Nuclear containment would argue that some other countries that have the
bomb should not have the bomb (that there are too many who have the bomb already),
even some of our own allies. There are
no convincing moral arguments for the U. S. “allowing” some countries to have
the bomb but not others who are just as fearful of their neighbors. In fact, the nuclear containment argument
might be used to argue that the U. S. should not have the bomb but that
only one other, smaller country (Britain?) should have the bomb and be the worldwide
guarantor of reprisal for any attack by any country on another country.
CORRECTIVE ACTIONS
Some changes in our attitudes and actions could naturally lower the
level of conflict and hatred in the world.

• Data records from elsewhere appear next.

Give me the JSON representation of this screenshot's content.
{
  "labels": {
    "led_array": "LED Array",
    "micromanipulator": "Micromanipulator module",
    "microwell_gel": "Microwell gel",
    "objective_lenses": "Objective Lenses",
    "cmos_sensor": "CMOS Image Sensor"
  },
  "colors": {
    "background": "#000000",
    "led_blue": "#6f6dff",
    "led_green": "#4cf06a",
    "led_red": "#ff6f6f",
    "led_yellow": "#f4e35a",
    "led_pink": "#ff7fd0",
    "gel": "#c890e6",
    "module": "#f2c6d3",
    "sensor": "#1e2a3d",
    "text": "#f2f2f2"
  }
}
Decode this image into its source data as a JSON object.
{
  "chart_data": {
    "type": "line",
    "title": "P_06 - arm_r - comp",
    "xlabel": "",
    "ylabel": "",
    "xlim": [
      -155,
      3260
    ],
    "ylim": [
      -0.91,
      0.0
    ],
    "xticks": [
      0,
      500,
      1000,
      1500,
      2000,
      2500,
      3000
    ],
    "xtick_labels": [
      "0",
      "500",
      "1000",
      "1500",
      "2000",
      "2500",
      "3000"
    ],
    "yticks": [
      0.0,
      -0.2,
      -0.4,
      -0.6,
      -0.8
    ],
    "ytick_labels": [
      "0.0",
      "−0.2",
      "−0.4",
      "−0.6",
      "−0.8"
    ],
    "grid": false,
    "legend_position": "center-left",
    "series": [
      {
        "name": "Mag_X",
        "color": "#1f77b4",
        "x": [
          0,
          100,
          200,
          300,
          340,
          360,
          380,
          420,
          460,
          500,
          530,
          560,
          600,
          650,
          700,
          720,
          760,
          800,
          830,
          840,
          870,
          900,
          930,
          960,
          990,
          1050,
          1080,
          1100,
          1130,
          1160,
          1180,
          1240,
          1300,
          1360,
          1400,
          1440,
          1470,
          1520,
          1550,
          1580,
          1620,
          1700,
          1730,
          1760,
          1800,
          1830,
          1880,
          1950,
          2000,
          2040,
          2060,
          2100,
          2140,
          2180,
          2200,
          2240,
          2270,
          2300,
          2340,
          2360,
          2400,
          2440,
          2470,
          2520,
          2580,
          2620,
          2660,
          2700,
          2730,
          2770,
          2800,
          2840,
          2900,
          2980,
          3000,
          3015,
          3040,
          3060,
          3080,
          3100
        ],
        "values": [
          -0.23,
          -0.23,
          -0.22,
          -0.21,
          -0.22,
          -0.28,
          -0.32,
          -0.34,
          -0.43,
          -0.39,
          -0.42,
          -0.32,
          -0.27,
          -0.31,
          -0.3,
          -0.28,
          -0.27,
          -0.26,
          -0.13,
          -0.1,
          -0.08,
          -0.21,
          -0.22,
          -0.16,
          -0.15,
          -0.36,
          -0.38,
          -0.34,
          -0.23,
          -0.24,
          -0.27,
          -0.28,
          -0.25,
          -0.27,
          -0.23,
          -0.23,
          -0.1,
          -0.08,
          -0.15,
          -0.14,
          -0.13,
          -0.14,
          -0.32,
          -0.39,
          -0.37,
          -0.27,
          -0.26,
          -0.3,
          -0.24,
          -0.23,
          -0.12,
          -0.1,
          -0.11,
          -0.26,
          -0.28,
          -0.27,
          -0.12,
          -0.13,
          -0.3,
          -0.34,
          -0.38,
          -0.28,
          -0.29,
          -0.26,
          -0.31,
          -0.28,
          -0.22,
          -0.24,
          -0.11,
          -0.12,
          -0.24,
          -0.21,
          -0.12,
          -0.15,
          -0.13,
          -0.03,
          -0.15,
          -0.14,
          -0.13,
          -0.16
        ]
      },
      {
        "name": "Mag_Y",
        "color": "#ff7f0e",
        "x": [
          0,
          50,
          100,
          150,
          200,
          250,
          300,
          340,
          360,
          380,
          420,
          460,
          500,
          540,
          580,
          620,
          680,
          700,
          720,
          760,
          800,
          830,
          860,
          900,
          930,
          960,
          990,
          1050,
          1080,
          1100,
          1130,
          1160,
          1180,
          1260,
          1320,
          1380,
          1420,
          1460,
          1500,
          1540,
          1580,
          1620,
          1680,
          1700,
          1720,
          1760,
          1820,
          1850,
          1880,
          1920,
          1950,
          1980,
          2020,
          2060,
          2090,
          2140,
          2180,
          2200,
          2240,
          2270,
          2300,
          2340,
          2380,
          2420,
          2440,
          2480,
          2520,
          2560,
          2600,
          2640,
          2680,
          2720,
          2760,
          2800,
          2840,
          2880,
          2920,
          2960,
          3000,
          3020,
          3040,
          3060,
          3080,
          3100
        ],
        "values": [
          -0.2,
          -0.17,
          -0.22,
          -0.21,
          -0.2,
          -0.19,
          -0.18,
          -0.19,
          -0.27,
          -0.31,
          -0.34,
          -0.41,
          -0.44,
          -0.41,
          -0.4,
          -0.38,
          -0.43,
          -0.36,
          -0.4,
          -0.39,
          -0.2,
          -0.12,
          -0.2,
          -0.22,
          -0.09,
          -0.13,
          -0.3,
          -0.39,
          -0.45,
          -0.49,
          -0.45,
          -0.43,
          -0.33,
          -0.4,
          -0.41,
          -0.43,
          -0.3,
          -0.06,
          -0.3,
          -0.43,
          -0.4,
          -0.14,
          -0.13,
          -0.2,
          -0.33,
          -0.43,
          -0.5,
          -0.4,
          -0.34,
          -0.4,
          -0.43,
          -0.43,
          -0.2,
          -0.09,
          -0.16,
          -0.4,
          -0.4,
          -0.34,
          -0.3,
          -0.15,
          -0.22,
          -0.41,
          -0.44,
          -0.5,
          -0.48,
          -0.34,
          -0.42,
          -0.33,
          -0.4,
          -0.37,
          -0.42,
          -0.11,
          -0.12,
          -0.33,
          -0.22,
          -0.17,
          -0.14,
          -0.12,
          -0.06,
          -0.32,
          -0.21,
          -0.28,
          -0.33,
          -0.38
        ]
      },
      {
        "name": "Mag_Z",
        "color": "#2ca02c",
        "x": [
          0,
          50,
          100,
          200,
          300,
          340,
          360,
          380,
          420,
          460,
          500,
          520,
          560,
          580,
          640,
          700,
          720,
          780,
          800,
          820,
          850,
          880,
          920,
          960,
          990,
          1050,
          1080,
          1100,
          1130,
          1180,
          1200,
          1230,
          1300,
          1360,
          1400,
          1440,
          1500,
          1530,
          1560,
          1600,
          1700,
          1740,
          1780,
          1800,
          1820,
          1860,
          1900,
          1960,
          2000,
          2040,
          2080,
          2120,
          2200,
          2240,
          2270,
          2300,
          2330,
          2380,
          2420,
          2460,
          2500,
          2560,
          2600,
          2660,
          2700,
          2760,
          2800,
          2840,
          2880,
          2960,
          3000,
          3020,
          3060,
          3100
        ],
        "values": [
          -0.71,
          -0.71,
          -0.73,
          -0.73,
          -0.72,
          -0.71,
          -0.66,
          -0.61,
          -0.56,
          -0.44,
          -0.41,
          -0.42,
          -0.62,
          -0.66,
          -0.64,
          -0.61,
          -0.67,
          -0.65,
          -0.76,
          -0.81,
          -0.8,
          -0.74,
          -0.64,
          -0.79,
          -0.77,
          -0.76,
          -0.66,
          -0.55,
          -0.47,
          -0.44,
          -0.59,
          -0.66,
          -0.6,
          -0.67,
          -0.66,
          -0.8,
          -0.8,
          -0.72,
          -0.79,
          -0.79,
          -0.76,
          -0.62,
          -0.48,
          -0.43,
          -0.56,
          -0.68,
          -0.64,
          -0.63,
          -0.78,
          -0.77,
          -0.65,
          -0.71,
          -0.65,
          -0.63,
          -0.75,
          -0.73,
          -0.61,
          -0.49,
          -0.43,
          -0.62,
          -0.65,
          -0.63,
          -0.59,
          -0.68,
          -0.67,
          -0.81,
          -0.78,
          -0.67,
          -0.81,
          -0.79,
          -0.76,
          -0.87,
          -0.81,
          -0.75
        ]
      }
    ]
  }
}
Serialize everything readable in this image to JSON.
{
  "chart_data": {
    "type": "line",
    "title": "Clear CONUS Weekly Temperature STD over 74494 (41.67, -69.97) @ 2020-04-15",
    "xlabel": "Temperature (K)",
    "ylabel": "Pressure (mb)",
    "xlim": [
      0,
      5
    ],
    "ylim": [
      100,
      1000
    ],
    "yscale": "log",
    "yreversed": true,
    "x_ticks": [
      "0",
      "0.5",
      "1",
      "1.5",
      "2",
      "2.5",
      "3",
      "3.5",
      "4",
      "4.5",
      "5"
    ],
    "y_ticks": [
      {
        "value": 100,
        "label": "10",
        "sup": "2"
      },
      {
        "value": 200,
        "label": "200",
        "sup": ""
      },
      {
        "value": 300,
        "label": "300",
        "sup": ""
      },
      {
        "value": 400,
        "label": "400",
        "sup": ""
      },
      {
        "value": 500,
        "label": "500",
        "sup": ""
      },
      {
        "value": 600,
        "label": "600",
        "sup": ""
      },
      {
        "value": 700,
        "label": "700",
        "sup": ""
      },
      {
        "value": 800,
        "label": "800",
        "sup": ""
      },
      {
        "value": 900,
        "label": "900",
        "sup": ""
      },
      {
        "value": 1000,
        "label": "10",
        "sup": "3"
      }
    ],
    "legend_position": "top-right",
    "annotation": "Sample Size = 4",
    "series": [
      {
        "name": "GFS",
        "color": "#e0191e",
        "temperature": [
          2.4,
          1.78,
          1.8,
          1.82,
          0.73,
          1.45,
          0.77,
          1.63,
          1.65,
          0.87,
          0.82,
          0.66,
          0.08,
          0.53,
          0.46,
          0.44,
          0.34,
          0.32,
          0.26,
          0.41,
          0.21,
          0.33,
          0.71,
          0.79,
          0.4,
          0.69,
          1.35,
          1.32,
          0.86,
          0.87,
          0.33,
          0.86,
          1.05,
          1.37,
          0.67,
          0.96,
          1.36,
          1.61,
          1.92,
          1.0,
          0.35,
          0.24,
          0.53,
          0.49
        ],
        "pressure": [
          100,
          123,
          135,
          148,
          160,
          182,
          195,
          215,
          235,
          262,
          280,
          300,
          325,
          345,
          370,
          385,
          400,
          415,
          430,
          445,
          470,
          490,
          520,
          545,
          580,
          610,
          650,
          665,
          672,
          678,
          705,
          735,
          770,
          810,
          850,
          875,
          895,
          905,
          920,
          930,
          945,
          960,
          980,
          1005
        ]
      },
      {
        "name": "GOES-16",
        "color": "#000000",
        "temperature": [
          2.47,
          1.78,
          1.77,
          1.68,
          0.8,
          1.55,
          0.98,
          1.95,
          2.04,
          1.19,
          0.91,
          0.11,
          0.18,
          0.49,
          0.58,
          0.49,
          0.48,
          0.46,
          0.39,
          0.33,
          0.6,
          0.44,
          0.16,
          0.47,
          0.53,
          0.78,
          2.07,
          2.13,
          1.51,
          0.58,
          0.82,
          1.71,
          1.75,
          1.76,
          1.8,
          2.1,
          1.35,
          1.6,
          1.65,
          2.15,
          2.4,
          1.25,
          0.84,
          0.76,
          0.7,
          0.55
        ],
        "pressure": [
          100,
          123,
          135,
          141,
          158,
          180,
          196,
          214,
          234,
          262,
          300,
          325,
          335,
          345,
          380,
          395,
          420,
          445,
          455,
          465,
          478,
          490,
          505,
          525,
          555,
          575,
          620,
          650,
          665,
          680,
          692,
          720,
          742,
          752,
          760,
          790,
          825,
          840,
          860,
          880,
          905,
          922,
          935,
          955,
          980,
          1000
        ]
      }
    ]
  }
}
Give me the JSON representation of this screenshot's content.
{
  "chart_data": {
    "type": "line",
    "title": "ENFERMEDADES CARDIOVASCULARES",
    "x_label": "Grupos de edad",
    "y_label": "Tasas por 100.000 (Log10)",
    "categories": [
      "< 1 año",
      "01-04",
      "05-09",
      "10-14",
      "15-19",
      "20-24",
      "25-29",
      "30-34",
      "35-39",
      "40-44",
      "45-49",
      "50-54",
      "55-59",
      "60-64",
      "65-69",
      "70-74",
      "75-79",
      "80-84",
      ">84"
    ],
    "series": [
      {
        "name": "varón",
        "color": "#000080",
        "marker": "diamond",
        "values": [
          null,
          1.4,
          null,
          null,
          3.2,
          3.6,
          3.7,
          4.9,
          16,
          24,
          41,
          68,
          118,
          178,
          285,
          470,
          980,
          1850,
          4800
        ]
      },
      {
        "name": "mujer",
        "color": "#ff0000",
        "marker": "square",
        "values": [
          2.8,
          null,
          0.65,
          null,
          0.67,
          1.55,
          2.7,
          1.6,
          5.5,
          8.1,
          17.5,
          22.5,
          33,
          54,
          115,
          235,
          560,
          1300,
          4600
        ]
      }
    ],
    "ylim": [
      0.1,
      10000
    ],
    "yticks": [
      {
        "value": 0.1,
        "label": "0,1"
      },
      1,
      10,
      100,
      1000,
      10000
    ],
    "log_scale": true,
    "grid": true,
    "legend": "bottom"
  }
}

1. We can change our foreign policy approach to one that takes better
account of our impact on other people, by making human betterment (in the
affected countries) a primary requirement of policy, instead of only a useful public
relations add on.
2. We can stop trying to gain advantage over others through clandestine
means, such as the NSA “snooping” programs and other spy activities. We must, of course, consider the value
possibly to be gained from such snooping and spying. If these are the only way to prevent secret, large-scale
attacks on this country, then we probably will continue these activities, but
the government has presented no convincing evidence of this, and its policy of
not disclosing the nature of its “secret” operations, so as not to let others
know of what we are doing, gives us no assurance that we can trust it to be
reasonable.
3. We can give up our distorted view of ourselves as better than
others. Educating ourselves about how
other cultures and societies operate, and seeing the benefits and problems that
they have, would put our own benefits and problems in an appropriate
perspective. International travel helps
with this to some extent, but going in a tour group of those from your own
country can lead to negative reactions and a maintenance of the “us” versus
“them” distance that prevents us from empathically appreciating the lives of
the people of other countries.
4. If we think that our system provides a better way of life than that
in countries based on fundamentalist Islam, we should clearly identify the
reasons that we think that. We may have
good reasons (at least to us), but if we are to be honest, we should look
objectively at that way of life (the life that results when a society’s
customs, beliefs, and attitudes are based on fundamentalist Islam) and identify
its advantages and disadvantages, then comparing them with the advantages and
disadvantages of life in the U. S.
5. We can work to reduce our tendency to act on our fears of
difference, again by educating the populace better about other cultures and
societies. The more interaction there is
between peoples of various countries (in addition to tourism), the more we will
realize that other people are just as smart as we are, love their children just
as much as we do, and want to get along with others just as much as we do. Realizing that people everywhere have the same
basic motives (have a pleasant life, raise children, contribute to the group)
and realizing that the customs of each society were developed to make social
living more comfortable and expeditious, even though they look different, will
go a long way toward not seeing others as so “different.”